Neural network does not depend on the model of the control object. It can approach the dynamic behavior of the unknown non-linear object by learning, so it can be used in the control of three-level PWM rectifier. However, due to the requirement of fast and real-time performance of three-level PWM rectifier, the practical application of neural network in this field is still limited. This paper studies the current control method based on single neuron, gives the current control structure based on single neuron, designs a single neuron current controller, and finally carries out simulation experiments.
The results show that the three-level converter with single neuron current controller has fast response speed, almost no overshoot, and can quickly restore to stable state when the load changes abruptly. Single neuron is the basic structure of neural network. It has the characteristics of simple structure and small computation.
As a controller, the dynamic performance of the system depends only on the error signal, and is not affected by the parameters of the object model, so it can improve the performance and robustness of the system. Single neuron controller combines the advantages of PID control, can adjust the parameters of PID on-line, has the ability of self-adaptation and self-learning, and can meet the requirements of speed and real-time, so it has been widely used in various control systems. The single neuron adaptive controller composed of single neuron is used for current control of three-level rectifier. The structure of current control link of the system is shown in Figure 1.
In the control system of three-level rectifier, single neuron current controller is used to control current and current. Its structure is shown in Fig. 2. Current control consists of three parts: single neuron controller, current detection and coordinate transformation.
Fig.
2 shows the structure of single neuron current controller for axis current. The input of the controller is the difference between the given value of axis current and the actual feedback, and the output is the component of axis control voltage. In the optimal control theory, the quadratic performance index is used to calculate the control law to obtain the desired optimization effect.
In the learning algorithm of neuron, the idea of quadratic performance index in optimal control can also be used to introduce quadratic performance index into the adjustment of weighting coefficient.
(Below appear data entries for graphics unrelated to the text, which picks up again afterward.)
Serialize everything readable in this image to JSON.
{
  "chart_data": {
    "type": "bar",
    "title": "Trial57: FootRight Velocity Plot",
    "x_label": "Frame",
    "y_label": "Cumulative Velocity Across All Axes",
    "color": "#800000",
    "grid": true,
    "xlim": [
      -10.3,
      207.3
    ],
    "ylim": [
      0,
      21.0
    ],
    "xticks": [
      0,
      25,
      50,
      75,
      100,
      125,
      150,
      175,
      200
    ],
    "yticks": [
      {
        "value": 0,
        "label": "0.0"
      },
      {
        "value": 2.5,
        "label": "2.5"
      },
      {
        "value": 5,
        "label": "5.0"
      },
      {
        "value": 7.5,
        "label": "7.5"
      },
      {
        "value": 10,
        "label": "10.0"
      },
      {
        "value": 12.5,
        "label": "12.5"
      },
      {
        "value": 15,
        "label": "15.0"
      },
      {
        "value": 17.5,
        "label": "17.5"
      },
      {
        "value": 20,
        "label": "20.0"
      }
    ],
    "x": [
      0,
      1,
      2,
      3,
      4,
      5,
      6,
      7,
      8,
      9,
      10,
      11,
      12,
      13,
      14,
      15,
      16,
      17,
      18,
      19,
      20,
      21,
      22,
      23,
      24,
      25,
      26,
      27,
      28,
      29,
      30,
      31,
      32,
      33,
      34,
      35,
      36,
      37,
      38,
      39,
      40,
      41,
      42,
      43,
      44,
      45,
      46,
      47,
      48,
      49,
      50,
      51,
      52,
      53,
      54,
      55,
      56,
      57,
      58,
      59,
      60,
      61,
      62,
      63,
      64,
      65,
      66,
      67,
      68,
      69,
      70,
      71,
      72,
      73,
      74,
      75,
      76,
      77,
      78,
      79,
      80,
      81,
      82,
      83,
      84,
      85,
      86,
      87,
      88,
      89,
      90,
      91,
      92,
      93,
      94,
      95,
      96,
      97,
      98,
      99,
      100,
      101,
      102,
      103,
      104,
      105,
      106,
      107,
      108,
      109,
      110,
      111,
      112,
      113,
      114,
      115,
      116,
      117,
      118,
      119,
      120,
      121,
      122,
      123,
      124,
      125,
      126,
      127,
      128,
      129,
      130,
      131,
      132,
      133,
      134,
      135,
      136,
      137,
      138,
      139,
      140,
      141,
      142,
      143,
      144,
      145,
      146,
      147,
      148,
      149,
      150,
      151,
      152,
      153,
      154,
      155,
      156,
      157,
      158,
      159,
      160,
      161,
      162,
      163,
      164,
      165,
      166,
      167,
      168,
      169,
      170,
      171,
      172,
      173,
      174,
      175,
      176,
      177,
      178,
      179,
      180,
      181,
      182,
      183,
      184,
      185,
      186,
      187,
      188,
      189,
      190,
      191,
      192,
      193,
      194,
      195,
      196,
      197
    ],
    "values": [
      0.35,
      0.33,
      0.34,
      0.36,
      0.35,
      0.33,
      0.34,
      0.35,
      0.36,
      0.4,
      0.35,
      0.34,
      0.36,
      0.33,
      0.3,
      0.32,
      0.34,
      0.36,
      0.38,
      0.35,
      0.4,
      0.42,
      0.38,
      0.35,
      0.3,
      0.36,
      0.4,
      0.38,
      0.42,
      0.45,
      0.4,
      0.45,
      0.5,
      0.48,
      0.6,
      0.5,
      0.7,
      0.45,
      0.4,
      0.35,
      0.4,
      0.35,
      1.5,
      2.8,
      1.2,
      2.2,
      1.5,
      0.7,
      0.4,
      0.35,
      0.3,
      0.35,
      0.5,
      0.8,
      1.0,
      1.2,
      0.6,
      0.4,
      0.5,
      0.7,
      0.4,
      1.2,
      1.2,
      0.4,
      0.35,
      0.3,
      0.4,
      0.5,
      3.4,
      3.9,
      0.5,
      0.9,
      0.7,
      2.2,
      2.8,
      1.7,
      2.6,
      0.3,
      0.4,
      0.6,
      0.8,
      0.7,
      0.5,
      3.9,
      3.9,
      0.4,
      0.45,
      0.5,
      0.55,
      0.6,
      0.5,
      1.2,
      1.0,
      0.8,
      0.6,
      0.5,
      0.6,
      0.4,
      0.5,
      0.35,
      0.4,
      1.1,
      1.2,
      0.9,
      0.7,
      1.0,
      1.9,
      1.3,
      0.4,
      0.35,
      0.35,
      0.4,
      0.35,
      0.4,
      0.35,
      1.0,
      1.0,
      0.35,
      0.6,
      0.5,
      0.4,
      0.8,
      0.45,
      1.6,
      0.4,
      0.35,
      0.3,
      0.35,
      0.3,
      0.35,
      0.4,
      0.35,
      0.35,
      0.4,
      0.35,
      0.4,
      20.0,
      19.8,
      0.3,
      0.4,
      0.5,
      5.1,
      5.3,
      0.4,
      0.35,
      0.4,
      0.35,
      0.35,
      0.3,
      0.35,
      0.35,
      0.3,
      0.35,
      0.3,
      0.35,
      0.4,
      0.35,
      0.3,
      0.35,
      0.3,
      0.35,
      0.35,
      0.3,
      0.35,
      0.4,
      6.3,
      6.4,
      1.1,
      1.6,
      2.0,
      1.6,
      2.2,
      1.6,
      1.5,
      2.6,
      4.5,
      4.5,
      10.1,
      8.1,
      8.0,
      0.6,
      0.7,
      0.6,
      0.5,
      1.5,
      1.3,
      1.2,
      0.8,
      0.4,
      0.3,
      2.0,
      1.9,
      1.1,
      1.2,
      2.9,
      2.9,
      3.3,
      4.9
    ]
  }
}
By minimizing the sum of weighted square of output error and control increment, the weighting coefficient can be adjusted, thus indirectly realizing the constraint control of output error and control increment weighting. 。 Among them.
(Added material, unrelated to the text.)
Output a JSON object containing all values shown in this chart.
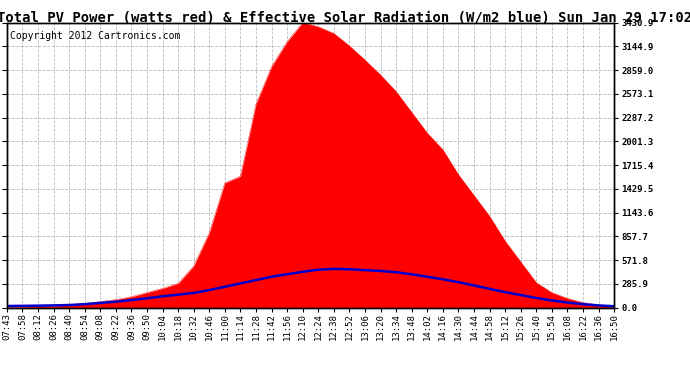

It is the Euclidean norm of the weight vector. Dividing by norm means that the weight vector is united in the weight vector space to ensure the convergence of the control strategy. In the above formula, P and Q are the weighted coefficients of output error and control increment, and the reference input and output at k time respectively. In the formulas above, thermostatic element the learning rates are corresponding to the weights, and K is the total learning rate.
The simulation model of single neuron controller based on SIMULINK is built, and the simulation model of PWM and rectifier is studied. The simulation model of single neuron controller is shown in Figure 3. Grid parameters: Em = 311V, f = 50Hz; AC side parameters: Ls = 6mH, Rs = 0.5; DC side parameters: Cd = 2200uF, L0 = 3mH; DC side voltage Vdcg = 600V; switching frequency FS = 2KHz. When the rectifier is started, it is equivalent load, output power is 18KW, reactive current, and the rectifier works under the condition of unit power factor. When the system is stable for 0.
3 seconds, the equivalent load of 18KW is connected in parallel on the DC side. The DC side voltage and AC side current and voltage waveforms are shown in Figure 4. The simulation results show that when the load changes abruptly, the DC side voltage of the three-level converter with single neuron current controller restores to the steady state value after 0.13 seconds, and the voltage value restores quickly. The current waveform of the power grid is sinusoidal and keeps in phase with the voltage of the power supply. The rectifier still works under the condition of unit power factor. In this paper, the performance of rectifier under sudden load change is studied through simulation experiments. The three-level rectifier with single neuron current controller has fast response speed, almost no overshoot, and can recover to stable state quickly when the load changes abruptly.